China's Tariff Response May Drive 2% Yuan Devaluation, Boost Bitcoin
China’s response to the United States' imposition of tariffs could lead to significant capital flight into cryptocurrencies, according to Arthur Hayes, the co-founder of BitMEX. Hayes suggested that if the People’s Bank of China devalues the yuan, it could create a narrative where Chinese capital flows into Bitcoin, mirroring past events in 2013 and 2015.
Ben Zhou, the co-founder and CEO of Bybit, echoed this sentiment, stating that historically, whenever the yuan drops, a substantial amount of Chinese capital flows into Bitcoin, which is bullish for the cryptocurrency.
The yuan has been weakening against the US dollar since 2022. In August 2015, the yuan was devalued by nearly 2% against the US dollar, marking the largest single-day drop in decades. This event saw increased interest in Bitcoin, although the direct causative relationship is debated. Similarly, in August 2019, when the yuan fell below the symbolic 7:1 ratio against the USD, Bitcoin also experienced price increases. Some analysts suggested that Chinese investors were using Bitcoin as a hedge during this period.

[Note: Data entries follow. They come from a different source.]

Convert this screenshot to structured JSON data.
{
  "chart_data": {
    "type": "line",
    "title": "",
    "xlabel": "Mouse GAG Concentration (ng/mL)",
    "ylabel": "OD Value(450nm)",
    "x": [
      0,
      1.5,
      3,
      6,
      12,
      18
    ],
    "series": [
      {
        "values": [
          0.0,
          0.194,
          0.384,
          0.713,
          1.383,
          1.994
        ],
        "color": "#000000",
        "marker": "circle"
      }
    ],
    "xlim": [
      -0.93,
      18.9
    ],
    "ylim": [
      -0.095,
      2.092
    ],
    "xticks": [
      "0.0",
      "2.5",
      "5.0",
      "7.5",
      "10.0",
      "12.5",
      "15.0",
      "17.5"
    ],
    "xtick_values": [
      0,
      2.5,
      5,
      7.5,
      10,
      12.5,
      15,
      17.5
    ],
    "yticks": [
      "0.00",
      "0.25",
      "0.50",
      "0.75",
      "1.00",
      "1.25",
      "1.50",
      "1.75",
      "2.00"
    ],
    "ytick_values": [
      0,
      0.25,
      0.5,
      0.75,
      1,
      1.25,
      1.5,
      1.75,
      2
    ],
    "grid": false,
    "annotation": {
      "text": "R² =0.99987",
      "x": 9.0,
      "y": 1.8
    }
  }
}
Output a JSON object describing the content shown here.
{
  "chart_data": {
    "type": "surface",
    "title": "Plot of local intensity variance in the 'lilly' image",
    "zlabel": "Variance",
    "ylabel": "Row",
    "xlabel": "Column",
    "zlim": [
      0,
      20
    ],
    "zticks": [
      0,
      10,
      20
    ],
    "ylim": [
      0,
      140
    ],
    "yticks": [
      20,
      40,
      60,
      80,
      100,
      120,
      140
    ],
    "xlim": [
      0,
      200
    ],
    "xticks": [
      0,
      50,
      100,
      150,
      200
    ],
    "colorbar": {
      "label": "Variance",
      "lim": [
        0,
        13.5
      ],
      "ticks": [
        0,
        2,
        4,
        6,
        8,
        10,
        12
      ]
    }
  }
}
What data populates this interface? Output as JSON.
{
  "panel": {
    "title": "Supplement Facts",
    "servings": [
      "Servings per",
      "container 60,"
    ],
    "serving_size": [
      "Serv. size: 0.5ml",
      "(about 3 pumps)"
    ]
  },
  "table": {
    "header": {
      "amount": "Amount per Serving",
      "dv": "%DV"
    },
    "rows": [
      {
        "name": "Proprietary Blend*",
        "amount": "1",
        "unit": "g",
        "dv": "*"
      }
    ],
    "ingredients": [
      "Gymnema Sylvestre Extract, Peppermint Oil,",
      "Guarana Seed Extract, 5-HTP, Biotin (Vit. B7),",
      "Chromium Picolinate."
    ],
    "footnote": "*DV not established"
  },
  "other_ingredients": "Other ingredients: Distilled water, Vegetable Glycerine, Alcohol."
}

Wealthy Chinese citizens have historically used cryptocurrencies to preserve their wealth, move it beyond government reach, and avoid capital controls and restrictions within the country. Currency devaluations also damage trust in central banks and government financial management, pushing people toward decentralized alternatives like Bitcoin.
In response to the US president's vow to ratchet up additional tariffs, China stated it “will fight to the end” and will take countermeasures to defend its own interests. The Chinese government's actions, including the devaluation of the Yuan and the imposition of export restrictions, are aimed at stabilizing the economy in the face of external pressures. However, these measures also carry risks, as they could exacerbate capital outflows and further destabilize the financial system.
The potential for capital flight into cryptocurrencies adds another layer of complexity to the situation, as it introduces a new dynamic into the global financial landscape. This scenario, if it materializes, could have significant implications for the global cryptocurrency market, as it would likely lead to increased demand and potentially higher prices for digital assets.